One of the things that I see cropping up pretty often is this thing called “working set”. After recently chipping in on another StackOverflow question on the subject of “What does it meant to fit ‘working set’ in RAM?”, I thought it was a good subject for a blog post. This is really just a copy and extension of my input on that question and focused in certain parts on MongoDB, but is also as relevant to other databases.
“Working set” is basically the amount of data and indexes that will be active/in use by your system at any given time.
Why is it important to keep your working set in RAM?
Accessing RAM is quick. Accessing disk is slow. When querying your data store, if all the data and indexes typically accessed are in RAM, then performance is blisteringly quick. If it’s not in RAM, then disk access is required and that is when performance suffers. Hence it is important to ensure you have enough to hold your working set. The moment your working set exceeds the about of RAM you have, you will start to notice the performance degradation as it has to pull stuff back off disk, so it’s important to monitor the situation and react.
Crude Example
Suppose you have 1 year’s worth of data. For simplicity, each month relates to 1GB of data giving 12GB in total, and to cover each month’s worth of data you have 1GB worth of indexes again totalling 12GB for the year.

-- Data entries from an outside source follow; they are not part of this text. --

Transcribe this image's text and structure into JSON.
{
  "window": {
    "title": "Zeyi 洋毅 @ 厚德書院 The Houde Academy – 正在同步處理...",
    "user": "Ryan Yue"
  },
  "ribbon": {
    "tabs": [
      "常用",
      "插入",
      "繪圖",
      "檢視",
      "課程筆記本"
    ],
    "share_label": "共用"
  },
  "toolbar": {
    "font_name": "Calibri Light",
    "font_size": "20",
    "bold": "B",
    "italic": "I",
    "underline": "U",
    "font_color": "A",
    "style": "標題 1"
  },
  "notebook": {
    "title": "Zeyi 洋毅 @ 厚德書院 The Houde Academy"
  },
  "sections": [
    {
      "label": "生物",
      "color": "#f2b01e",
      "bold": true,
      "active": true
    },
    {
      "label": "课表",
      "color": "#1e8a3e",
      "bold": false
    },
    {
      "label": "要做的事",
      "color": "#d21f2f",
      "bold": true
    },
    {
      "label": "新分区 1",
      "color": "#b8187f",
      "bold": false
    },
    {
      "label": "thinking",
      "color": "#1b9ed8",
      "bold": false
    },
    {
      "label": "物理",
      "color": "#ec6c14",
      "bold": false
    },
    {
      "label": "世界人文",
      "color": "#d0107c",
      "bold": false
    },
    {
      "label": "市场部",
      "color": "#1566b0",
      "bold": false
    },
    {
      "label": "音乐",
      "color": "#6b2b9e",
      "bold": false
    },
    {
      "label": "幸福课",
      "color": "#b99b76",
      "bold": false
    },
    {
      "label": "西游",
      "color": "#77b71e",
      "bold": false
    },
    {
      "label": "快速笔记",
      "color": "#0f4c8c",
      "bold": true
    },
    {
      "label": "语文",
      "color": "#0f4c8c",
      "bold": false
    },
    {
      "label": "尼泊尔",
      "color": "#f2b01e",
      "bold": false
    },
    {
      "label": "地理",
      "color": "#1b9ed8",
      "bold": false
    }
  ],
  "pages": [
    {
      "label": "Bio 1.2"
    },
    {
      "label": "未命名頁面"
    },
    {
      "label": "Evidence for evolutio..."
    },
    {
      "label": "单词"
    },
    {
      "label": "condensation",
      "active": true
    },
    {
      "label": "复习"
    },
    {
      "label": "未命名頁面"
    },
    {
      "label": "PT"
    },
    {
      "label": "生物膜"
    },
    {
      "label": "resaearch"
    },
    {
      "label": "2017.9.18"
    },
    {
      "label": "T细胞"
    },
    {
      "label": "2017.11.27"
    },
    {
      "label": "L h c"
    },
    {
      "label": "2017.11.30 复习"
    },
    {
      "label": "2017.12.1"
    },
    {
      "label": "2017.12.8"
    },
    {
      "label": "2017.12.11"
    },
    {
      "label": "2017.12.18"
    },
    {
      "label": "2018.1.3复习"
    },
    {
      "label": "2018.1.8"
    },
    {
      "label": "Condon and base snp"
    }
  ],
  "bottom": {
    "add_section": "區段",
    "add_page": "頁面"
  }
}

If you are always accessing the last 12 month’s worth of data, then your working set is: 12GB (data) + 12GB (indexes) = 24GB.
However, if you actually only access the last 3 month’s worth of data, then your working set is: 3GB (data) + 3GB (indexes) = 6GB.
You need to understand your data set, scenario and the usage patterns, in order to work out a ball park estimate of your working set. Don’t expect a black and white answer for what your working set is in your environment, from someone who doesn’t know these things.
What if my working set sky-rockets?
Add more RAM. This can be a case of adding more into your existing node(s). Or, if you need non-trivial increases, making use of sharding to split the data over a number of nodes and just bring more nodes online as you need. This provides incredible potential to scale out your workload.
The key point is to ask yourself: do I have enough RAM for my working set? If the answer is: “I don’t know”, then get yourself to the position of knowing.